Inserting the element of surprise into a scene is crucial and yet some of the ways to introduce it strike me as phony. Phrases such as "just then," "all of a sudden," or "out of nowhere," smack of amateurism, and yet how else do we change the tempo and go for the startle factor?



I struggle with this as I create suspenseful scenes. I'll use one of the trite phrases and then rack my brain for ways to improve the writing, all the while keeping the shock and awe.




A sound can do it. "Bang!" The crack of gunfire. A ringing phone. The roar of an engine.



Employing phrases that are not so obvious can work as well, although sometimes when I reread things like Almost immediately or All at once, they grate on my ear. Am I just super picky?

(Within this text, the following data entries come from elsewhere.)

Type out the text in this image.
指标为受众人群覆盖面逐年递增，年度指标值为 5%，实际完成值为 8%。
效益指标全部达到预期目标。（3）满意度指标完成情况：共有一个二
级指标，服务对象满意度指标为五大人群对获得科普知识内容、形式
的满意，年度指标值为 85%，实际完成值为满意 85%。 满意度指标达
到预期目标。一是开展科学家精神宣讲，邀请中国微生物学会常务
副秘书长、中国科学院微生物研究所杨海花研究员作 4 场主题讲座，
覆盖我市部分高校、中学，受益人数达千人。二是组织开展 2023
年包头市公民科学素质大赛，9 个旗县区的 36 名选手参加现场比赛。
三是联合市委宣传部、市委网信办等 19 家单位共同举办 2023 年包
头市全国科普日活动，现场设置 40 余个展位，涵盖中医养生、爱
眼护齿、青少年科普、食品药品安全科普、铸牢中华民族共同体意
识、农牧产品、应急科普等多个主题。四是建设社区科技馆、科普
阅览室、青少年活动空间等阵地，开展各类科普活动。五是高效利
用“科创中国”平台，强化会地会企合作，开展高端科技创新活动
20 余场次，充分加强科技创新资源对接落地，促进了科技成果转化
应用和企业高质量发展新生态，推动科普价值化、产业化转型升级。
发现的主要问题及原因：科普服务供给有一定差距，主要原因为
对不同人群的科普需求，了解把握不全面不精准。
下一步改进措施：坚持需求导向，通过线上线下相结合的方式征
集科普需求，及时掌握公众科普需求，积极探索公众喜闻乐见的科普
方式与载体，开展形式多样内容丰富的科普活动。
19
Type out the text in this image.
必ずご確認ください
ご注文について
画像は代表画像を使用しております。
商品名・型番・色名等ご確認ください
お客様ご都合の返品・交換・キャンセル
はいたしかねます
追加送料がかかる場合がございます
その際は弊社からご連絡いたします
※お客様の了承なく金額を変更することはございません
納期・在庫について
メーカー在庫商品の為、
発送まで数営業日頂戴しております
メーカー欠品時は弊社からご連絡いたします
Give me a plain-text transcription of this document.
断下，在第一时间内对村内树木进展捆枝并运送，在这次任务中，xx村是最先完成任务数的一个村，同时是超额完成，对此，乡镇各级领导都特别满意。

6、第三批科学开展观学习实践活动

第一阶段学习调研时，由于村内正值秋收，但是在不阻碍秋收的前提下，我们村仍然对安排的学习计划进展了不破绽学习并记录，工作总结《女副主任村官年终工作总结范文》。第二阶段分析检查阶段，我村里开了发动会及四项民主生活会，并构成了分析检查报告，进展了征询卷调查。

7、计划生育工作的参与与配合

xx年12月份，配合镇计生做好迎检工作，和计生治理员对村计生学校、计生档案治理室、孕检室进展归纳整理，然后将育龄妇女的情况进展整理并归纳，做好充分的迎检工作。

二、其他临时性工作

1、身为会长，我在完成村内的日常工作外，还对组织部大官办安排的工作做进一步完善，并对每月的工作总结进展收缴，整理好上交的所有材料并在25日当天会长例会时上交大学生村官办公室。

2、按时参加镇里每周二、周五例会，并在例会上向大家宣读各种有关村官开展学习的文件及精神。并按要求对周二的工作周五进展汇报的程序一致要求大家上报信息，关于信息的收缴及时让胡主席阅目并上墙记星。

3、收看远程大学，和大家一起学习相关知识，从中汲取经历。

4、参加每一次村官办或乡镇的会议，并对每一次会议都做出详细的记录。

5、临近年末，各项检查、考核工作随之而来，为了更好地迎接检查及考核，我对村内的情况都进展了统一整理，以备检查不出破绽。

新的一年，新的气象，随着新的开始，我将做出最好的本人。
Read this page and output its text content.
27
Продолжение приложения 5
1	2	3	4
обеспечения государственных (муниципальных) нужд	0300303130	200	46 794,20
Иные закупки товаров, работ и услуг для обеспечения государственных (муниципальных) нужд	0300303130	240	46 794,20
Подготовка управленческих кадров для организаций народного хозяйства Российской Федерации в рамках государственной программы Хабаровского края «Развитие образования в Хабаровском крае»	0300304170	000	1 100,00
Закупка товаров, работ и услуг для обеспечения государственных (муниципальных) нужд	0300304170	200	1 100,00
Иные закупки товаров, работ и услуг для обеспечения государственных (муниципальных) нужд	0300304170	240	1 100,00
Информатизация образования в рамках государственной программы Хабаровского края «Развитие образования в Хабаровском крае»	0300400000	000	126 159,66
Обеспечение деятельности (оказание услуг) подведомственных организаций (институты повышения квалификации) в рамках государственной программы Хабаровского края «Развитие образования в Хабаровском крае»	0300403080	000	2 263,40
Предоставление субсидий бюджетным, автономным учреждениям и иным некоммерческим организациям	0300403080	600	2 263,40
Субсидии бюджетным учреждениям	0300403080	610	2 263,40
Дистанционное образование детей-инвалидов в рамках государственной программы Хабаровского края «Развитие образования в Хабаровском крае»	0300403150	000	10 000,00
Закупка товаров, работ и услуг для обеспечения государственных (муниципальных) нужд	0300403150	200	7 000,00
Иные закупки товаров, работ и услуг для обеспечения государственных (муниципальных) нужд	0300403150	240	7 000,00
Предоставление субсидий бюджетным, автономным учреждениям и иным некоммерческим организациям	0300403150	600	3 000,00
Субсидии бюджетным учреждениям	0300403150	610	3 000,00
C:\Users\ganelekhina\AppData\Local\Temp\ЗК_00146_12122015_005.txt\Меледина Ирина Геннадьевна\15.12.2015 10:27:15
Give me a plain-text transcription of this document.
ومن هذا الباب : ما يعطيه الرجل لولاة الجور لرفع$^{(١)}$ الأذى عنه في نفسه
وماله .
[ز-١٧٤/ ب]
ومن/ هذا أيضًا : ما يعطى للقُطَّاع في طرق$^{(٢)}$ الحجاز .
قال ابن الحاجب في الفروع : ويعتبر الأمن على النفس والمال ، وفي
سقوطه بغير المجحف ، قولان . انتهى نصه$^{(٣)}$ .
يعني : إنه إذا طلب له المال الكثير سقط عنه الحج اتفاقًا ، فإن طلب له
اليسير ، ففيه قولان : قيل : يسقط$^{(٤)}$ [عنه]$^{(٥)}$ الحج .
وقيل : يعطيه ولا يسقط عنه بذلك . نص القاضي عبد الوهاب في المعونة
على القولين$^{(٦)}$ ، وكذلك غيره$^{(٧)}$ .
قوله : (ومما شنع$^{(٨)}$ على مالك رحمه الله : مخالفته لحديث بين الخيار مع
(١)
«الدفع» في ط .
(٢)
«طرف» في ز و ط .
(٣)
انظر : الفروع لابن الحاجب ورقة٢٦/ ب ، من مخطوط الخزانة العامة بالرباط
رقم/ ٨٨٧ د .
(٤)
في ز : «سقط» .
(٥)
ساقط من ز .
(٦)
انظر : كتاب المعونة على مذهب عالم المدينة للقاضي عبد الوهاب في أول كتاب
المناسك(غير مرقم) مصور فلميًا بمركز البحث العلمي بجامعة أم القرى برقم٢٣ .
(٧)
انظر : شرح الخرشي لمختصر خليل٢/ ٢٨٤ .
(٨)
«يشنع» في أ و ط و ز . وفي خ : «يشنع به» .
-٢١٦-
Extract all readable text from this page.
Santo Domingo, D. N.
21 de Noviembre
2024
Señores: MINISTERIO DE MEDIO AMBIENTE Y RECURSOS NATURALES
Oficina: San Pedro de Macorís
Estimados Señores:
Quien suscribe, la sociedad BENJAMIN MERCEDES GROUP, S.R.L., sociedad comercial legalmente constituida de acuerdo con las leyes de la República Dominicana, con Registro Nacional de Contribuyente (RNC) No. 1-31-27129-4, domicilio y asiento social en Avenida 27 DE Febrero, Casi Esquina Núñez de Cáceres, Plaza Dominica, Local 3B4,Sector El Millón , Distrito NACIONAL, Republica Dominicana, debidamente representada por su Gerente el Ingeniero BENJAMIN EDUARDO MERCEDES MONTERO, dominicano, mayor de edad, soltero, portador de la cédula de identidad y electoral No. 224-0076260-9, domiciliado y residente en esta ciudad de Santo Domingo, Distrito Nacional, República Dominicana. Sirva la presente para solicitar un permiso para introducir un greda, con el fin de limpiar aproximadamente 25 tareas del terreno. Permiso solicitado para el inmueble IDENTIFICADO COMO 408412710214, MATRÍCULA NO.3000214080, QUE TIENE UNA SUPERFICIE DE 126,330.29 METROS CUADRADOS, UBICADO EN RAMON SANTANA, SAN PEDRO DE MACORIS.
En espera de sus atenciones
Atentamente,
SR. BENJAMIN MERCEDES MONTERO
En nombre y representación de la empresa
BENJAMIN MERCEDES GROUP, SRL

Of course, surprise can be introduced almost matter-of-factly, and maybe that is the most powerful way to do it.



As I write this, I'm leafing through The Da Vinci Code for some illustrations for my point, when I come across this piece of narration on page 275:



A sudden movement behind him caught his attention. Out of nowhere, a crushing blow to the head knocked Langdon to his knees.



Out of nowhere? Hmmm. I don't think any of us would call Dan Brown an amateur.



What are your thoughts? Any tips to share on this topic? How do you transition to surprise?



9 comments:

Alice Loweecey said...

How do I transition to surprise? After about 3 rewrites. It's difficult for me to avoid those "surprisey" cliches. Rewrites are my life. :D

Vicki Doudera said...

How true, Alice! How many do you do?

Alice Loweecey said...

Vicki, it depends. At least 3 for the whole book, but several spot-revisions after beta comments come back.

Sue Ann Jaffarian said...

When I look back at my earlier books, I shudder to see so many cheesy transitions. As writers, I think we mature with each book (or should). Now I'm more aware of them as I write and am able spot and clean up most before I get to my final edits. But it took time to learn that.

Darrell James said...

Vicki- I'm often shocked (and privately a litle embarrassed)when I go back to clean-up and realize how often I've used certain contivances. Thank gooddness for rewrites. And thank you for the reminder!

Kathleen Ernst said...

I've struggled with that one too. Some writers I admire use no transition, just "A gunshot echoed through the morning." That gives me pause as much as cliched transitions "Suddenly, a gunshot..." Haven't figured it all out yet, but it's a good think to noodle on!

Kathleen Ernst said...

Oops, I mean good thing to noodle on. Good thing to think about, too.

Vicki Doudera said...

It seems we are all in the middle of reading our drafts when out of nowhere comes a cheesy transition. Thanks for the comments!

Beth Groundwater said...

As the Nike slogan says, "just do it"!

I would rewrite Dan Brown's passage to say:

Something moved behind Langdon. A crushing blow to the head knocked him to his knees.

And Vicki, I do multiple, multiple rewrites. At least five of each chapter, I would say.